One day, in what seemed like a miraculous discovery, a staff member noticed what she thought was a very slight head nod in answer to a question she had been asked. She had finally broken through to the outside world! What we soon found was that this young lady knew how to spell, count, and the answer countless questions even though she had never been to school. In many respects, she was a “Helen Keller”. We considered her progress as an affirmation of our treatment philosophy that even the most handicapped individual can benefit from therapy, nurturing and good care.
I have often wondered what it would be like to be her, to understand everything, but have no way to interact with the outside world, no way to smile, blink your eyes, sign, or tap your finger to answer questions or make comments. What would it be like to live in a world where everyone assumed that your mind didn’t work just because your body didn’t work? And finally, what must it feel like to one day find you can communicate? Hopefully, after finishing the story of Anna Olson, I will write her story and try to answer some of these questions.
WEST VIRGINIA PLAINTIFF
The third woman is actually another young girl. She was well-known in West Virginia by all types of social services agencies for two reasons, she was a notoriously difficult to serve troubled teenager, and she served as the lead plaintiff in a “failure to provide appropriate services” Federal class action lawsuit.

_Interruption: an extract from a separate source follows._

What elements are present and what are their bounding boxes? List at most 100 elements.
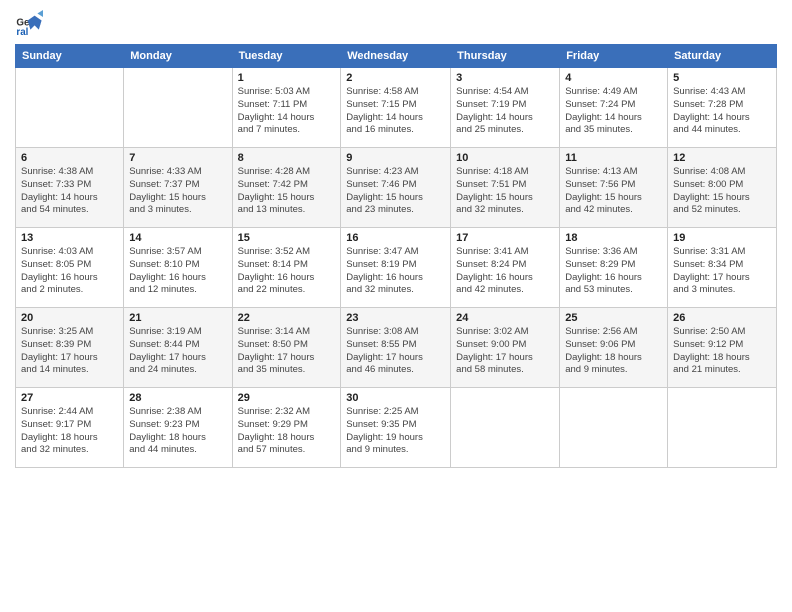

If you met her, she would most likely impress you as a rough around the edges teenager, and she had a big smile, which hid a world of hurt. She swore like a sailor and had either run away from or wrecked havoc in every foster home, school, or state institution she had ever been in, and it was a very long list of places. At every place and at every turn, people said they could not help her. No one seemed to be able to get her settled down and under control, she just didn’t fit in anywhere.

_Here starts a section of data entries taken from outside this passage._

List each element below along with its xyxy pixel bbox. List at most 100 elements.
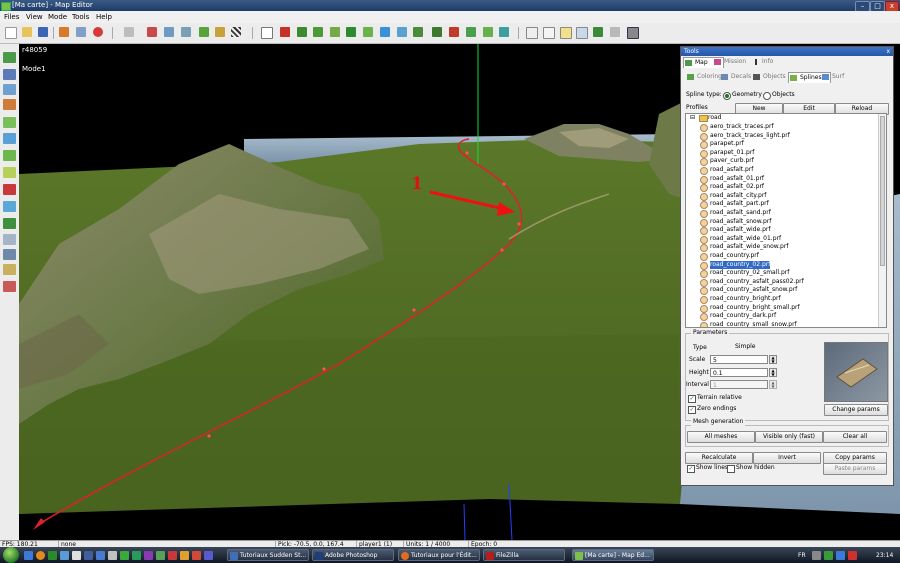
water-icon[interactable] [380, 27, 390, 37]
flag-tool-icon[interactable] [3, 184, 16, 195]
profiles-tree[interactable]: ⊟ road aero_track_traces.prf aero_track_t… [685, 113, 887, 328]
menu-help[interactable]: Help [96, 13, 112, 21]
height-spinner[interactable]: ▲ ▼ [769, 368, 777, 377]
menu-tools[interactable]: Tools [72, 13, 89, 21]
road-tool-icon[interactable] [3, 234, 16, 245]
profiles-scrollbar[interactable] [878, 114, 886, 327]
profile-item[interactable]: road_asfalt_01.prf [710, 175, 764, 183]
profiles-scroll-thumb[interactable] [880, 116, 885, 266]
field-tool-icon[interactable] [3, 167, 16, 178]
height-icon[interactable] [181, 27, 191, 37]
quicklaunch-explorer-icon[interactable] [72, 551, 81, 560]
lower-tool-icon[interactable] [3, 84, 16, 95]
profile-item[interactable]: road_country_asfalt_snow.prf [710, 286, 797, 294]
tree-root-road[interactable]: road [708, 114, 722, 122]
bush-icon[interactable] [330, 27, 340, 37]
quicklaunch-app1-icon[interactable] [120, 551, 129, 560]
profile-item[interactable]: parapet.prf [710, 140, 744, 148]
height-input[interactable]: 0.1 [710, 368, 768, 377]
new-file-icon[interactable] [5, 27, 17, 39]
start-button[interactable] [3, 547, 19, 563]
invert-button[interactable]: Invert [753, 452, 821, 464]
task-photoshop[interactable]: Adobe Photoshop [312, 549, 394, 561]
building-tool-icon[interactable] [3, 99, 16, 110]
quicklaunch-app3-icon[interactable] [144, 551, 153, 560]
scale-input[interactable]: 5 [710, 355, 768, 364]
tray-antivirus-icon[interactable] [848, 551, 857, 560]
change-params-button[interactable]: Change params [824, 404, 888, 416]
tray-network-icon[interactable] [824, 551, 833, 560]
decal-tool-icon[interactable] [432, 27, 442, 37]
grass-tool-icon[interactable] [3, 150, 16, 161]
clear-all-button[interactable]: Clear all [823, 431, 887, 443]
quicklaunch-folder-icon[interactable] [108, 551, 117, 560]
task-map-editor[interactable]: [Ma carte] - Map Ed... [572, 549, 654, 561]
terrain-tool-icon[interactable] [3, 52, 16, 63]
profile-item[interactable]: road_country_bright.prf [710, 295, 781, 303]
profile-item[interactable]: road_asfalt_wide.prf [710, 226, 770, 234]
spider-icon[interactable] [593, 27, 603, 37]
paint-brush-icon[interactable] [147, 27, 157, 37]
window-icon[interactable] [576, 27, 588, 39]
list-icon[interactable] [543, 27, 555, 39]
quicklaunch-app8-icon[interactable] [204, 551, 213, 560]
quicklaunch-app2-icon[interactable] [132, 551, 141, 560]
tools-close-button[interactable]: x [886, 47, 890, 56]
terrain-export-icon[interactable] [76, 27, 86, 37]
visible-only-button[interactable]: Visible only (fast) [755, 431, 823, 443]
scale-spinner[interactable]: ▲ ▼ [769, 355, 777, 364]
river-icon[interactable] [397, 27, 407, 37]
profile-item[interactable]: road_country_dark.prf [710, 312, 776, 320]
tray-volume-icon[interactable] [836, 551, 845, 560]
profile-item[interactable]: aero_track_traces_light.prf [710, 132, 790, 140]
interval-input[interactable]: 1 [710, 380, 768, 389]
layer-icon[interactable] [413, 27, 423, 37]
smooth-icon[interactable] [164, 27, 174, 37]
open-folder-icon[interactable] [22, 27, 32, 37]
forest-tool-icon[interactable] [3, 218, 16, 229]
profile-item[interactable]: road_asfalt_city.prf [710, 192, 766, 200]
sky-tool-icon[interactable] [3, 133, 16, 144]
profile-item[interactable]: road_asfalt_snow.prf [710, 218, 771, 226]
checker-icon[interactable] [231, 27, 241, 37]
sculpt-tool-icon[interactable] [3, 69, 16, 80]
field-icon[interactable] [363, 27, 373, 37]
menu-mode[interactable]: Mode [48, 13, 67, 21]
profile-item[interactable]: road_asfalt_wide_snow.prf [710, 243, 788, 251]
undo-icon[interactable] [124, 27, 134, 37]
show-lines-checkbox[interactable]: ✓ [687, 465, 695, 473]
show-hidden-checkbox[interactable] [727, 465, 735, 473]
task-filezilla[interactable]: FileZilla [483, 549, 565, 561]
tree-icon[interactable] [346, 27, 356, 37]
tree-collapse-icon[interactable]: ⊟ [690, 115, 695, 121]
zone-icon[interactable] [466, 27, 476, 37]
profile-item[interactable]: road_asfalt.prf [710, 166, 753, 174]
quicklaunch-app5-icon[interactable] [168, 551, 177, 560]
profile-item[interactable]: road_country.prf [710, 252, 759, 260]
house-tool-icon[interactable] [3, 281, 16, 292]
quicklaunch-messenger-icon[interactable] [60, 551, 69, 560]
select-arrow-icon[interactable] [261, 27, 273, 39]
quicklaunch-firefox-icon[interactable] [36, 551, 45, 560]
water-tool-icon[interactable] [3, 201, 16, 212]
save-icon[interactable] [38, 27, 48, 37]
profile-item[interactable]: road_asfalt_sand.prf [710, 209, 771, 217]
quicklaunch-app6-icon[interactable] [180, 551, 189, 560]
task-tutoriaux-editeur[interactable]: Tutoriaux pour l'Édit... [398, 549, 480, 561]
forest-icon[interactable] [313, 27, 323, 37]
zero-endings-checkbox[interactable]: ✓ [688, 406, 696, 414]
tab-surf[interactable]: Surf [821, 72, 858, 82]
task-tutoriaux-sudden[interactable]: Tutoriaux Sudden St... [227, 549, 309, 561]
grass-icon[interactable] [199, 27, 209, 37]
object-place-icon[interactable] [280, 27, 290, 37]
nav-icon[interactable] [499, 27, 509, 37]
bridge-tool-icon[interactable] [3, 249, 16, 260]
quicklaunch-utorrent-icon[interactable] [48, 551, 57, 560]
profile-item[interactable]: paver_curb.prf [710, 157, 754, 165]
quicklaunch-desktop-icon[interactable] [24, 551, 33, 560]
export-icon[interactable] [59, 27, 69, 37]
profile-item[interactable]: road_asfalt_part.prf [710, 200, 769, 208]
radio-objects[interactable] [763, 92, 771, 100]
light-icon[interactable] [449, 27, 459, 37]
terrain-relative-checkbox[interactable]: ✓ [688, 395, 696, 403]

A county judge somewhere in West Virginia sent her to my facility simply because she had not been admitted there before. The State of West Virginia told the judge they were out of all other options. It may help you to know that my facility, the Greenbrier Center, served severely and profoundly retarded (the language of the day) individuals and she was anything but that, so there was no reason she should have been sent to me. When a sheriffs car pulled into the driveway with her in the back seat, it was followed by a car carrying staff members from a West Virginia advocacy group. In my right hand I had a court order to admit this young lady, in my left hand was a letter saying that if I admitted her, there would be a class action law suit against the State of West Virginia and possibly, myself. The judge’s order won out, and besides, the lawsuit was going to happen anyway.

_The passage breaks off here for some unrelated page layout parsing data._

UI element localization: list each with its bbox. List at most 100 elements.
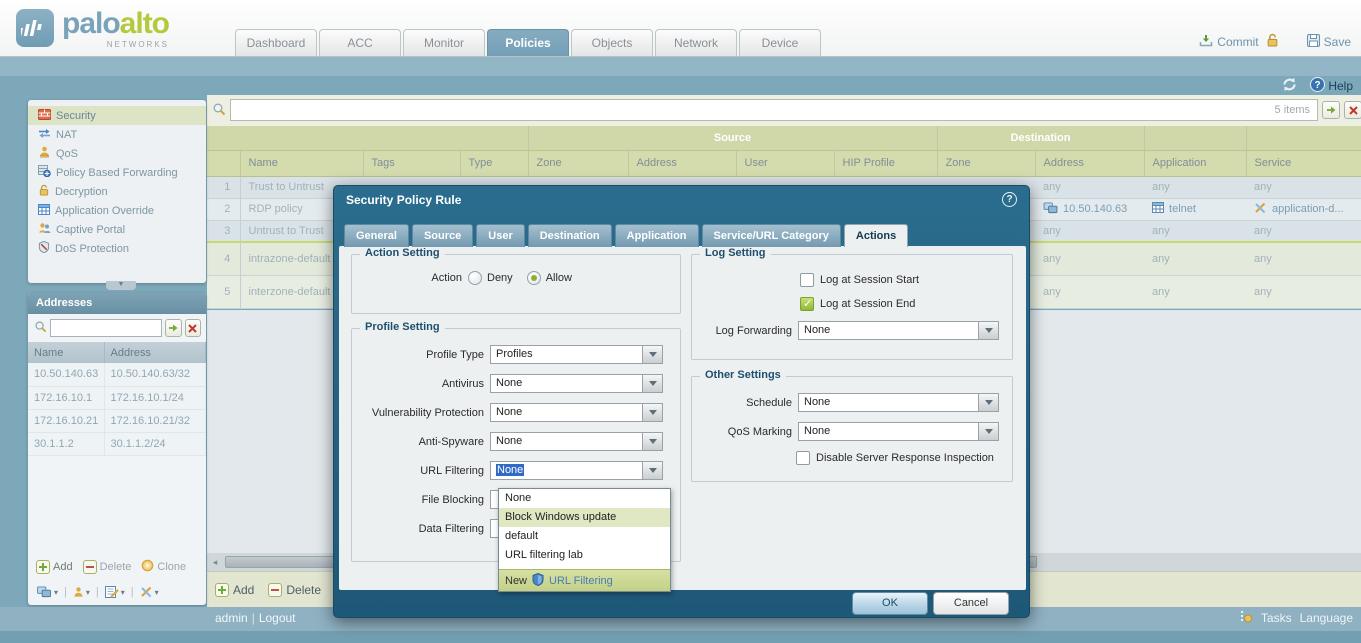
action-allow-radio[interactable] xyxy=(527,271,541,285)
col-src-address[interactable]: Address xyxy=(628,150,736,176)
profile-setting-legend: Profile Setting xyxy=(360,321,445,333)
dropdown-arrow-icon[interactable] xyxy=(642,461,663,480)
dropdown-option-default[interactable]: default xyxy=(499,527,670,546)
log-session-end-checkbox[interactable] xyxy=(800,297,814,311)
sidebar-item-qos[interactable]: QoS QoS xyxy=(28,144,206,163)
rules-search-input[interactable] xyxy=(230,99,1318,121)
delete-rule-button[interactable]: Delete xyxy=(268,583,321,597)
dialog-tab-destination[interactable]: Destination xyxy=(528,224,612,247)
dropdown-option-url-filtering-lab[interactable]: URL filtering lab xyxy=(499,546,670,565)
col-name[interactable]: Name xyxy=(240,150,363,176)
dropdown-arrow-icon[interactable] xyxy=(642,345,663,364)
dropdown-arrow-icon[interactable] xyxy=(642,432,663,451)
add-address-button[interactable]: Add xyxy=(36,560,73,574)
user-menu-button[interactable]: ▾ xyxy=(73,586,90,598)
antivirus-select[interactable]: None xyxy=(490,374,663,393)
col-service[interactable]: Service xyxy=(1246,150,1361,176)
col-dst-address[interactable]: Address xyxy=(1035,150,1144,176)
refresh-icon[interactable] xyxy=(1281,77,1298,95)
address-row[interactable]: 172.16.10.1172.16.10.1/24 xyxy=(28,386,206,409)
tab-monitor[interactable]: Monitor xyxy=(403,29,485,56)
add-rule-button[interactable]: Add xyxy=(215,583,254,597)
tab-objects[interactable]: Objects xyxy=(571,29,653,56)
dialog-tab-user[interactable]: User xyxy=(476,224,524,247)
schedule-label: Schedule xyxy=(692,397,792,409)
col-hip-profile[interactable]: HIP Profile xyxy=(834,150,937,176)
addresses-search-input[interactable] xyxy=(50,319,162,337)
help-button[interactable]: ? Help xyxy=(1310,77,1353,95)
logout-link[interactable]: Logout xyxy=(259,611,296,625)
col-tags[interactable]: Tags xyxy=(363,150,460,176)
commit-button[interactable]: Commit xyxy=(1199,34,1258,50)
sidebar-item-captive-portal[interactable]: Captive Portal xyxy=(28,220,206,239)
dropdown-arrow-icon[interactable] xyxy=(642,403,663,422)
log-forwarding-select[interactable]: None xyxy=(798,321,999,340)
scroll-left-arrow[interactable]: ◂ xyxy=(207,557,223,568)
vulnerability-protection-select[interactable]: None xyxy=(490,403,663,422)
new-url-filtering-link[interactable]: URL Filtering xyxy=(549,575,613,587)
save-button[interactable]: Save xyxy=(1307,34,1351,50)
edit-menu-button[interactable]: ▾ xyxy=(105,586,125,598)
group-header-source: Source xyxy=(528,126,937,150)
action-deny-label: Deny xyxy=(487,272,513,284)
tasks-button[interactable]: Tasks xyxy=(1261,611,1292,625)
dialog-tab-actions[interactable]: Actions xyxy=(844,224,908,247)
addr-col-address[interactable]: Address xyxy=(104,342,206,363)
dialog-tab-service-url-category[interactable]: Service/URL Category xyxy=(702,224,841,247)
dropdown-arrow-icon[interactable] xyxy=(642,374,663,393)
dialog-tab-application[interactable]: Application xyxy=(615,224,699,247)
address-row[interactable]: 30.1.1.230.1.1.2/24 xyxy=(28,432,206,455)
dropdown-option-block-windows-update[interactable]: Block Windows update xyxy=(499,508,670,527)
search-clear-button[interactable] xyxy=(1344,101,1361,119)
tab-device[interactable]: Device xyxy=(739,29,821,56)
url-filtering-select[interactable]: None xyxy=(490,461,663,480)
dropdown-arrow-icon[interactable] xyxy=(978,422,999,441)
anti-spyware-select[interactable]: None xyxy=(490,432,663,451)
profile-type-select[interactable]: Profiles xyxy=(490,345,663,364)
sidebar-item-dos-protection[interactable]: DoS Protection xyxy=(28,239,206,258)
dialog-tab-source[interactable]: Source xyxy=(412,224,473,247)
tools-menu-button[interactable]: ▾ xyxy=(140,586,159,598)
app-override-icon xyxy=(38,204,50,218)
delete-address-button[interactable]: Delete xyxy=(83,560,132,574)
col-application[interactable]: Application xyxy=(1144,150,1246,176)
tab-policies[interactable]: Policies xyxy=(487,29,569,56)
panel-collapse-handle[interactable]: ▼ xyxy=(106,281,136,290)
search-apply-button[interactable] xyxy=(1322,101,1340,119)
profile-type-label: Profile Type xyxy=(352,349,484,361)
dropdown-option-none[interactable]: None xyxy=(499,489,670,508)
sidebar-item-policy-based-forwarding[interactable]: Policy Based Forwarding xyxy=(28,163,206,182)
col-type[interactable]: Type xyxy=(460,150,528,176)
col-user[interactable]: User xyxy=(736,150,834,176)
sidebar-item-nat[interactable]: NAT xyxy=(28,125,206,144)
service-cell: application-d... xyxy=(1246,198,1361,220)
col-dst-zone[interactable]: Zone xyxy=(937,150,1035,176)
dropdown-arrow-icon[interactable] xyxy=(978,393,999,412)
address-row[interactable]: 10.50.140.6310.50.140.63/32 xyxy=(28,363,206,386)
dialog-help-icon[interactable]: ? xyxy=(1002,192,1017,207)
clone-address-button[interactable]: Clone xyxy=(141,559,186,575)
tab-network[interactable]: Network xyxy=(655,29,737,56)
col-src-zone[interactable]: Zone xyxy=(528,150,628,176)
addresses-search-apply-button[interactable] xyxy=(165,319,182,337)
cancel-button[interactable]: Cancel xyxy=(933,592,1009,615)
language-button[interactable]: Language xyxy=(1300,611,1353,625)
addr-col-name[interactable]: Name xyxy=(28,342,104,363)
ok-button[interactable]: OK xyxy=(852,592,928,615)
objects-menu-button[interactable]: ▾ xyxy=(36,586,58,598)
action-deny-radio[interactable] xyxy=(468,271,482,285)
sidebar-item-decryption[interactable]: Decryption xyxy=(28,182,206,201)
addresses-search-clear-button[interactable] xyxy=(185,319,202,337)
sidebar-item-application-override[interactable]: Application Override xyxy=(28,201,206,220)
tab-acc[interactable]: ACC xyxy=(319,29,401,56)
sidebar-item-security[interactable]: Security xyxy=(28,106,206,125)
commit-lock-icon[interactable] xyxy=(1266,33,1279,50)
dropdown-arrow-icon[interactable] xyxy=(978,321,999,340)
log-session-start-checkbox[interactable] xyxy=(800,273,814,287)
address-row[interactable]: 172.16.10.21172.16.10.21/32 xyxy=(28,409,206,432)
disable-server-response-inspection-checkbox[interactable] xyxy=(796,451,810,465)
dialog-tab-general[interactable]: General xyxy=(344,224,409,247)
tab-dashboard[interactable]: Dashboard xyxy=(235,29,317,56)
qos-marking-select[interactable]: None xyxy=(798,422,999,441)
schedule-select[interactable]: None xyxy=(798,393,999,412)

I have always wondered what terrible things had transpired in what we knew to be her X-rated past, and how they had shaped her into the very complex person she had become. But I have thought more about the fact that this is more the story of a complete breakdown in the State of West Virginia’s social services system. She was a victim, first of psychological and physical abuse in her home, then from neglect and ineptitude on the part of the people appointed to help her. I would like to someday explore the back stories of this young lady’s life and the system which failed her, finally leading to the lawsuit which changed the entire system of institutions and many social services in West Virginia.